Prior to starting Customer Service Solutions, Inc., I worked as an internal consultant in a large urban hospital. To help the leadership quickly gauge overall performance of individual departments and create a focus on key metrics for individual department heads, my team was charged with creating “Excellence Reports.” These were brief reports which highlighted the 1-3 most important metrics for each department.
For the first 12-18 months, my team compiled the metrics and created reports, and the reports fostered great dialogue with department heads about how to use the information, the causes of downward trends, and how to best share the information.

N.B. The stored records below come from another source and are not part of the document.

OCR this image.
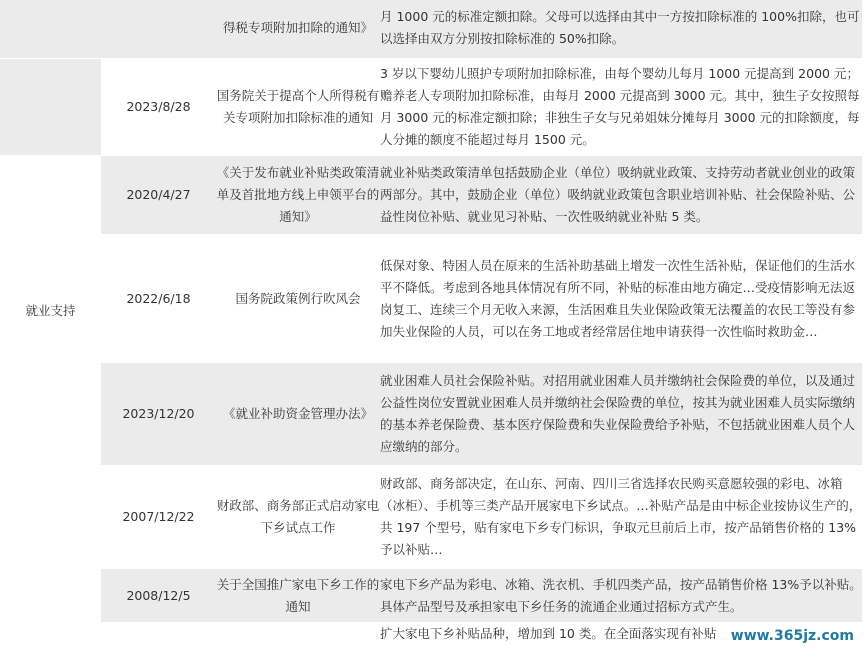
		得税专项附加扣除的通知》	月 1000 元的标准定额扣除。父母可以选择由其中一方按扣除标准的 100%扣除，也可以选择由双方分别按扣除标准的 50%扣除。
	2023/8/28	国务院关于提高个人所得税有关专项附加扣除标准的通知	3 岁以下婴幼儿照护专项附加扣除标准，由每个婴幼儿每月 1000 元提高到 2000 元；赡养老人专项附加扣除标准，由每月 2000 元提高到 3000 元。其中，独生子女按照每月 3000 元的标准定额扣除；非独生子女与兄弟姐妹分摊每月 3000 元的扣除额度，每人分摊的额度不能超过每月 1500 元。
就业支持	2020/4/27	《关于发布就业补贴类政策清单及首批地方线上申领平台的通知》	就业补贴类政策清单包括鼓励企业（单位）吸纳就业政策、支持劳动者就业创业的政策两部分。其中，鼓励企业（单位）吸纳就业政策包含职业培训补贴、社会保险补贴、公益性岗位补贴、就业见习补贴、一次性吸纳就业补贴 5 类。
	2022/6/18	国务院政策例行吹风会	低保对象、特困人员在原来的生活补助基础上增发一次性生活补贴，保证他们的生活水平不降低。考虑到各地具体情况有所不同，补贴的标准由地方确定…受疫情影响无法返岗复工、连续三个月无收入来源，生活困难且失业保险政策无法覆盖的农民工等没有参加失业保险的人员，可以在务工地或者经常居住地申请获得一次性临时救助金…
	2023/12/20	《就业补助资金管理办法》	就业困难人员社会保险补贴。对招用就业困难人员并缴纳社会保险费的单位，以及通过公益性岗位安置就业困难人员并缴纳社会保险费的单位，按其为就业困难人员实际缴纳的基本养老保险费、基本医疗保险费和失业保险费给予补贴，不包括就业困难人员个人应缴纳的部分。
	2007/12/22	财政部、商务部正式启动家电下乡试点工作	财政部、商务部决定，在山东、河南、四川三省选择农民购买意愿较强的彩电、冰箱（冰柜）、手机等三类产品开展家电下乡试点。…补贴产品是由中标企业按协议生产的，共 197 个型号，贴有家电下乡专门标识，争取元旦前后上市，按产品销售价格的 13%予以补贴…
	2008/12/5	关于全国推广家电下乡工作的通知	家电下乡产品为彩电、冰箱、洗衣机、手机四类产品，按产品销售价格 13%予以补贴。具体产品型号及承担家电下乡任务的流通企业通过招标方式产生。
			扩大家电下乡补贴品种，增加到 10 类。在全面落实现有补贴 www.365jz.com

Then for about a 2-month stretch, it was crickets. I received no questions or feedback from any department heads. So I went to my COO, told him the situation, and asked what he’d suggest. I thought he’d recommend creative ways to re-engage the managers, to reconfigure the reports, or to adjust my communications.
Instead, the COO said “Turn it off.”
“What?”, I replied. He said “Turn it off. If they start calling and asking where the Excellence Reports are and are wanting the data, then you can inquire about how it’s being used, it’s value, etc.”
So I turned them off. One month passed – no contact from managers. Two months passed – no contact from managers. The crickets continued.
Sometimes we start something in work that has great purpose and value, but if we’ve been holding that meeting, sending that memo, creating that report for years, at some point we have to question if it’s still of value to others, if it’s still worth my time to produce, if it really helps me to better serve my customers.
If not, then consider turning it off. It could save everyone time and release at least one of the many things you’re responsible for in the new year.
Once in a while consider turning it off.